A number of superalloys are gamma prime strengthened nickel based superalloys and are used extensively for high temperature turbine components such as vanes and ring segments. One such superalloy is Inconel 939 (IN939), which is known to have a composition, in weight %, of about 22.0-22.8% Cr, about 18.5-19.5% Co, about 3.6-3.8% Ti, about 1.8-2.0% Al, about 1.8-2.2% W, about 0.9-1.1% Nb, about 1.3-1.5% Ta, about 0.13-0.17% C, and the balance comprising essentially Ni. After a superalloy component casting is formed or developed, it may be subjected to several heat treatments, such as a solution anneal heat treatment, stabilizing heat treatment and aging heat treatment, to strengthen the alloy and component by precipitation of the gamma prime phase in the gamma phase matrix. Although the strengthening gamma prime phase imparts desirable high temperature mechanical properties such as good tensile strength and creep resistance, it also reduces the weldability.
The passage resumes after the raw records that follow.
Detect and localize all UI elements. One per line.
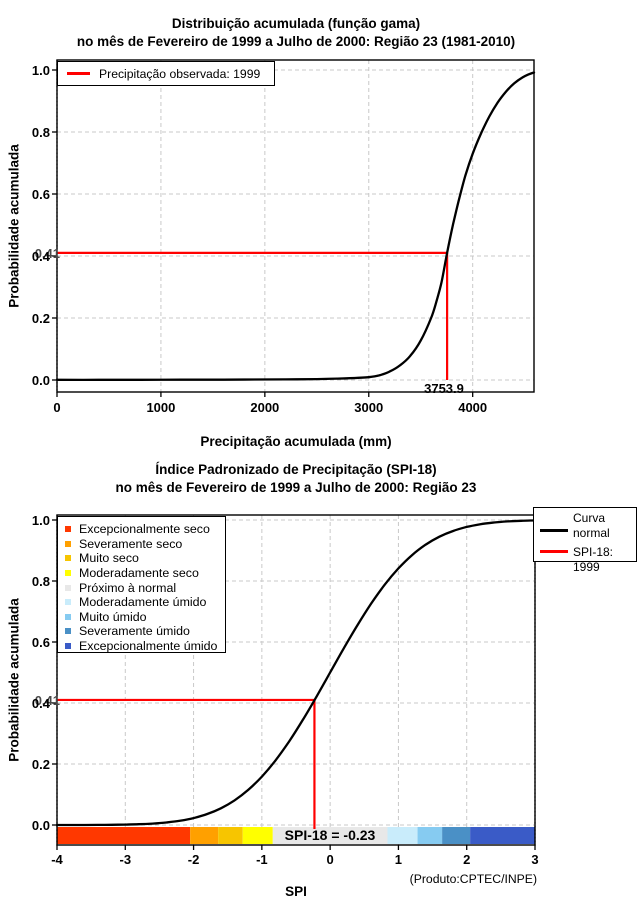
colorbar-segment-6 [417,827,443,844]
y-tick-label-0.6: 0.6 [31,635,50,650]
spi-chart-title: Índice Padronizado de Precipitação (SPI-… [155,462,437,477]
y-tick-label-0.0: 0.0 [31,818,50,833]
gamma-chart-subtitle: no mês de Fevereiro de 1999 a Julho de 2… [76,34,516,49]
spi-category-legend-box: Excepcionalmente seco Severamente seco Mui… [57,516,226,653]
category-label: Moderadamente úmido [79,595,207,610]
x-tick-label-2000: 2000 [250,400,280,415]
y-tick-label-0.4: 0.4 [31,249,50,264]
category-color-swatch [65,570,71,577]
x-tick-label-1000: 1000 [146,400,176,415]
category-color-swatch [65,628,71,635]
category-legend-item-8: Excepcionalmente úmido [65,639,225,654]
category-color-swatch [65,643,71,650]
category-label: Muito úmido [79,609,147,624]
observed-precip-line-sample [67,72,90,75]
plot-frame [56,59,535,393]
gamma-precip-value-annotation: 3753.9 [424,381,464,396]
observed-precip-legend-label: Precipitação observada: 1999 [99,66,261,81]
gamma-legend-box: Precipitação observada: 1999 [57,61,275,86]
x-tick-label-3: 3 [531,852,539,867]
colorbar-segment-0 [57,827,191,844]
product-credit: (Produto:CPTEC/INPE) [409,872,537,886]
colorbar-segment-1 [190,827,219,844]
category-legend-item-3: Moderadamente seco [65,566,225,581]
y-tick-label-0.0: 0.0 [31,373,50,388]
category-label: Severamente úmido [79,624,190,639]
x-tick-label-1: 1 [394,852,403,867]
spi-value-annotation: SPI-18 = -0.23 [284,827,376,843]
colorbar-segment-4 [272,827,388,844]
spi-probability-annotation: 0.41 [34,693,60,708]
category-label: Muito seco [79,551,139,566]
colorbar-segment-8 [470,827,535,844]
category-label: Excepcionalmente úmido [79,639,218,654]
category-color-swatch [65,613,71,620]
cdf-curve [55,519,537,827]
spi-curve-legend-box: Curva normal SPI-18: 1999 [533,507,637,574]
x-tick-label-3000: 3000 [354,400,384,415]
x-tick-label--4: -4 [51,852,63,867]
spi-1999-line-sample [540,550,568,553]
plot-frame [56,514,536,846]
y-tick-label-1.0: 1.0 [31,513,50,528]
category-legend-item-0: Excepcionalmente seco [65,522,225,537]
category-label: Próximo à normal [79,580,177,595]
gamma-y-axis-label: Probabilidade acumulada [6,144,22,308]
category-label: Moderadamente seco [79,566,199,581]
y-tick-label-0.6: 0.6 [31,187,50,202]
x-tick-label-0: 0 [53,400,61,415]
category-legend-item-5: Moderadamente úmido [65,595,225,610]
category-color-swatch [65,540,71,547]
category-color-swatch [65,555,71,562]
colorbar-segment-2 [218,827,243,844]
category-legend-item-6: Muito úmido [65,610,225,625]
spi-1999-legend-label: SPI-18: 1999 [573,545,614,574]
category-legend-item-2: Muito seco [65,551,225,566]
normal-curve-legend-label: Curva normal [573,511,610,540]
category-color-swatch [65,526,71,533]
category-label: Severamente seco [79,536,183,551]
spi-x-axis-label: SPI [285,884,307,899]
category-legend-item-1: Severamente seco [65,537,225,552]
y-tick-label-0.2: 0.2 [31,757,50,772]
category-color-swatch [65,584,71,591]
spi-y-axis-label: Probabilidade acumulada [6,598,22,762]
x-tick-label--2: -2 [187,852,200,867]
category-color-swatch [65,599,71,606]
cdf-curve [55,71,536,381]
gamma-chart-title: Distribuição acumulada (função gama) [171,16,421,31]
gamma-probability-annotation: 0.41 [34,246,60,261]
x-tick-label-0: 0 [326,852,334,867]
gamma-x-axis-label: Precipitação acumulada (mm) [200,434,392,449]
colorbar-segment-5 [387,827,418,844]
normal-curve-line-sample [540,529,568,532]
x-tick-label-2: 2 [463,852,471,867]
y-tick-label-0.4: 0.4 [31,696,50,711]
category-legend-item-4: Próximo à normal [65,580,225,595]
y-tick-label-1.0: 1.0 [31,63,50,78]
x-tick-label--3: -3 [119,852,132,867]
colorbar-segment-7 [442,827,471,844]
category-legend-item-7: Severamente úmido [65,624,225,639]
x-tick-label--1: -1 [256,852,268,867]
y-tick-label-0.8: 0.8 [31,125,50,140]
y-tick-label-0.2: 0.2 [31,311,50,326]
colorbar-segment-3 [242,827,273,844]
y-tick-label-0.8: 0.8 [31,574,50,589]
category-label: Excepcionalmente seco [79,522,210,537]
spi-chart-subtitle: no mês de Fevereiro de 1999 a Julho de 2… [115,480,477,495]
x-tick-label-4000: 4000 [458,400,488,415]
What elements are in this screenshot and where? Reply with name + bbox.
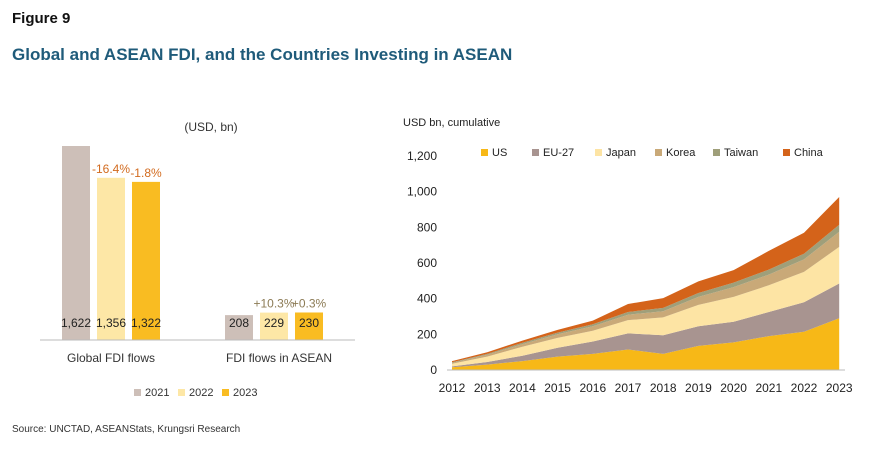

New components such as turbine vanes and ring segments are produced using an investment casting process; but, it is frequently necessary to weld these components both during post-cast manufacturing operations and during repair. However, some nickel based super alloys, such as the IN939 alloy, are difficult to weld without causing cracking when in the standard solution and aged condition. That is, the welding process may place strains at weld locations, which may cause cracking during welding or during the above-referenced post casting heat treatments.
Accordingly, the superalloy castings are often subjected to pre-weld heat treatment processes in order to alleviate potential cracking that may occur during welding or during heat treatments necessary to cause precipitation of the gamma prime phase and strengthen the superalloy. Such pre-weld heat treatments result in “overaging” (growing) the gamma prime phase to produce a coarse gamma prime structure. While these treatments may reduce mechanical properties of the casting or component, the treatments also reduce the propensity of the alloy to exhibit strain age cracking during welding and post weld heat treatments. Although prior art pre-weld heat treatments may effectively achieve a desired ductility of the superalloy to avoid strain age cracking, these procedures can be extremely time consuming due to the ramped heating and cooling stages and holding stages. Thus, the pre-weld heat treatments generally increase the complexity and costs of the manufacturing process of turbine components.